One such compassionate approach can be seen in the Lăcătuș v Switzerland (2021)
case, where the European Court of Human Rights made an innovative move declaring begging a human rights issue for the first time because of the vulnerability of the woman fined for begging. In Bangladesh, in Ain o Salish Kendra (ASK) and BLAST vs Bangladesh and Others (2011) case, BLAST and ASK challenged the legitimacy of the government’s Beggar’s Rehabilitation and Alternative Employment Program, arguing that it violated fundamental rights and existing laws. The case highlighted the tension between social welfare programs and individual rights and remains pending reflecting the ongoing struggle to balance the protection of vulnerable populations with the implementation of government initiatives.
Bangladesh, as a member of the international community, has committed to upholding human rights standards. Despite these commitments, the existing legal framework in Bangladesh falls short of meeting these international standards. However, addressing the issue of beggary requires a multifaceted approach that goes beyond mere legal reforms. Durable solutions must encompass social, economic, and healthcare interventions. Rehabilitation programs should focus on skill development, mental health support, and community integration. This legal discussion emphasizes the importance of a rights-based approach rather than employing punitive measures when it comes to begging. Begging itself should not be considered a human right, however, a ban on begging in a poverty-stricken country results in human rights violations.
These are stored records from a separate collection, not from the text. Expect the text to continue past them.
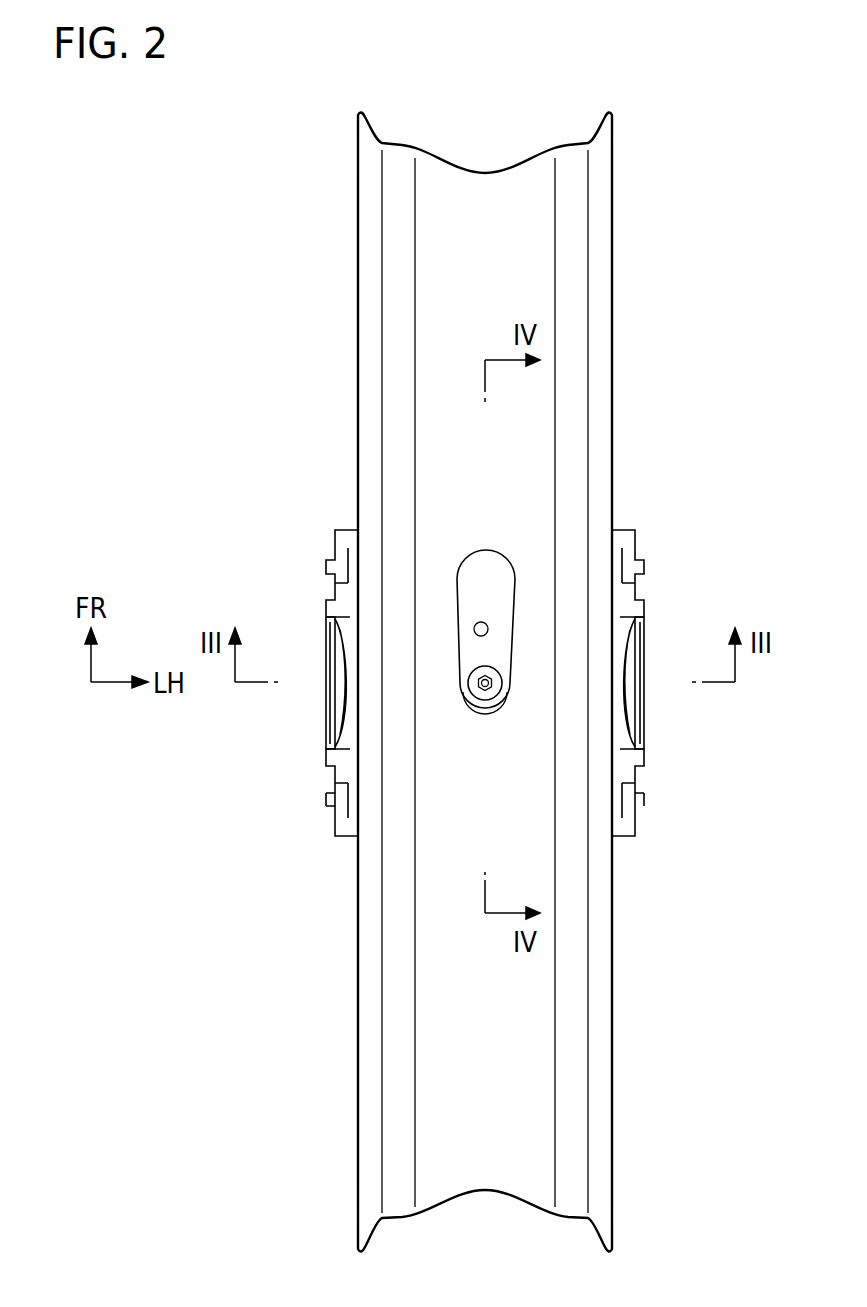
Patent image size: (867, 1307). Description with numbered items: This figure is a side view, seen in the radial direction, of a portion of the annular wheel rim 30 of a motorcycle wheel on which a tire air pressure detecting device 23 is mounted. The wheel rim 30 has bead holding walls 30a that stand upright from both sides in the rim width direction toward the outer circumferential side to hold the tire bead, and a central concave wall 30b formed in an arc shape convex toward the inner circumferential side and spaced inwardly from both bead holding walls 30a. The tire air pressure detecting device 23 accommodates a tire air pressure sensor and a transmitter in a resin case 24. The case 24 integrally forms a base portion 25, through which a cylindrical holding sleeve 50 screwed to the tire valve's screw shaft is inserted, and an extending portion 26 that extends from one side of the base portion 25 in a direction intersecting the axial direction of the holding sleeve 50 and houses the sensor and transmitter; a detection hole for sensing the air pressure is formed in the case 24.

The wheel rim 30 is at (487, 672).
The bead holding wall 30a is at (370, 297).
The central concave wall 30b is at (485, 186).
The tire air pressure detecting device 23 is at (370, 591).
The case 24 is at (361, 668).
The base portion 25 is at (472, 705).
The extending portion 26 is at (472, 598).
The holding sleeve 50 is at (496, 688).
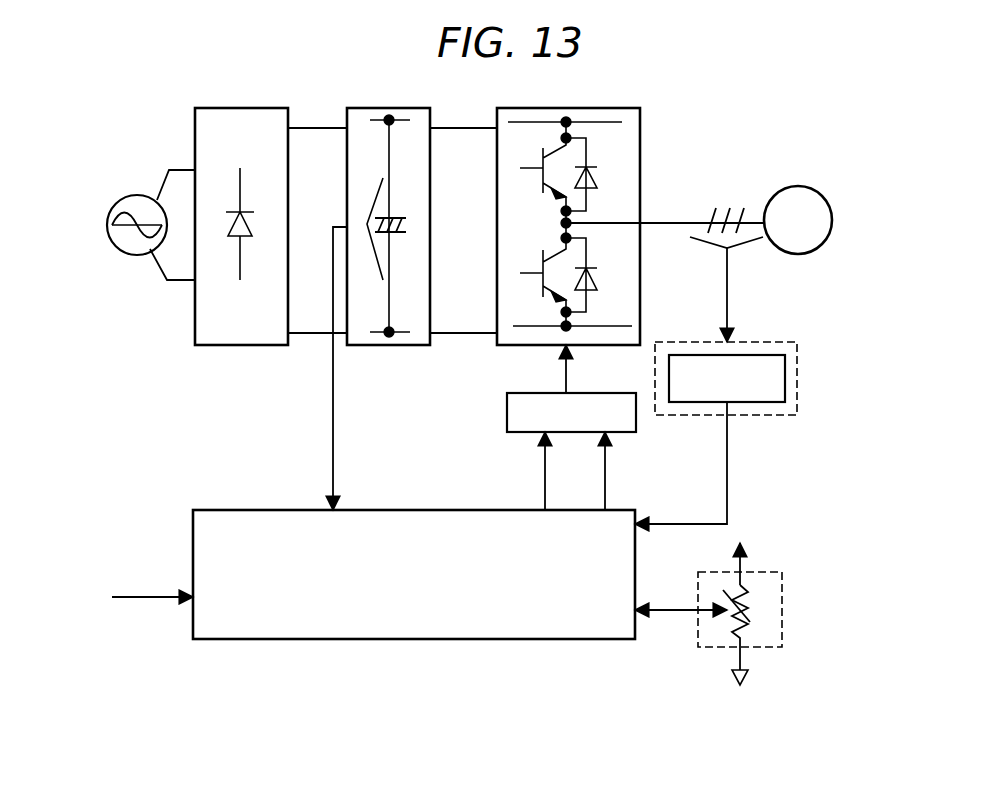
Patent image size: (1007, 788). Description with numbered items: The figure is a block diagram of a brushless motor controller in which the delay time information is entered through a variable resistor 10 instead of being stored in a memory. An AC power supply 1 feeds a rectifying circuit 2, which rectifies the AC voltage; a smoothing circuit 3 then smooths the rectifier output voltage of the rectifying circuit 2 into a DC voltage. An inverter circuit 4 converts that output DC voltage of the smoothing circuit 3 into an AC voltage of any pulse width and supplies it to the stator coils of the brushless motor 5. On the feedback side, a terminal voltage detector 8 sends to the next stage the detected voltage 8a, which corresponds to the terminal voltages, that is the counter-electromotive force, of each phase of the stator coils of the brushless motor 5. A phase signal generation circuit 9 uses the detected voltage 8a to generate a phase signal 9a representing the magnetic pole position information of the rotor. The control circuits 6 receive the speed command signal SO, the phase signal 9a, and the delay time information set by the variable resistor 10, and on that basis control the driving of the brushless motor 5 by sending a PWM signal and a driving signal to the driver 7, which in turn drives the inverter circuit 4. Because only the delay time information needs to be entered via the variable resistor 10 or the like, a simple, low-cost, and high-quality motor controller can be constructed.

The AC power supply 1 is at (116, 208).
The rectifying circuit 2 is at (238, 108).
The smoothing circuit 3 is at (388, 108).
The inverter circuit 4 is at (561, 108).
The brushless motor 5 is at (831, 208).
The control circuits 6 is at (193, 526).
The driver 7 is at (507, 393).
The terminal voltage detector 8 is at (733, 210).
The detected voltage 8a is at (728, 286).
The phase signal generation circuit 9 is at (750, 416).
The phase signal 9a is at (728, 490).
The variable resistor 10 is at (782, 607).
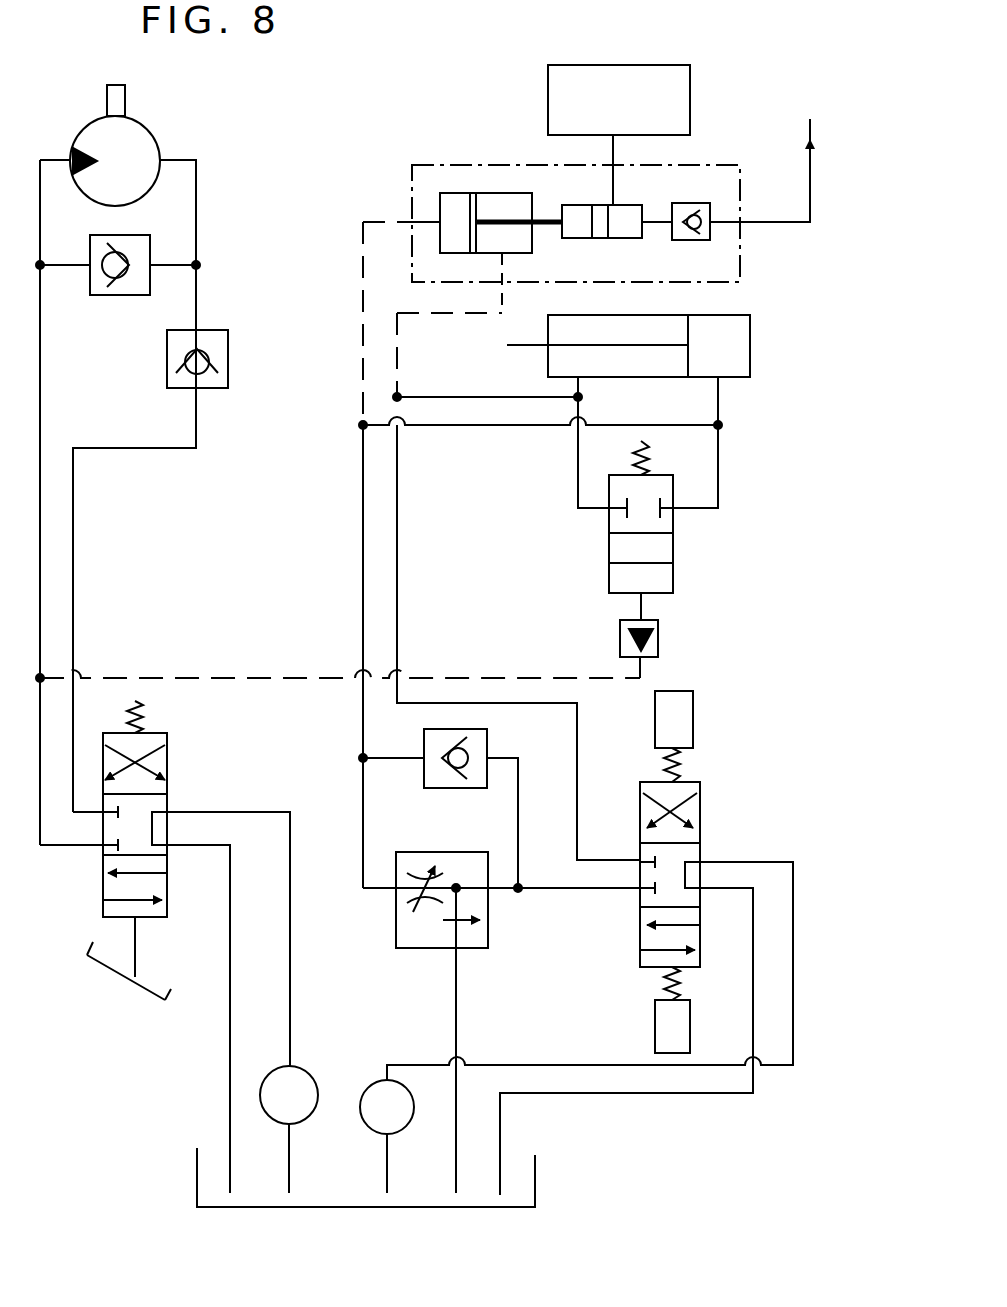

Lastly, revising the Act to align with international human rights standards and
creating a culture of empathy and understanding is not just a legal obligation, it is a moral imperative that reflects equality, justice and non-discrimination. As the government makes efforts to solve the problem of begging, commendable initiatives such as Ekti Bari, Ekti Khamar (One House, One Farm) should be promoted instead of criminalizing the victims of immense poverty. However, punitive measures should be used against criminally organized beggar gangs who exploit the vulnerable.
Hasan Muhammad Roman works as Assistant Professor at the Department of Law, University of Chittagong.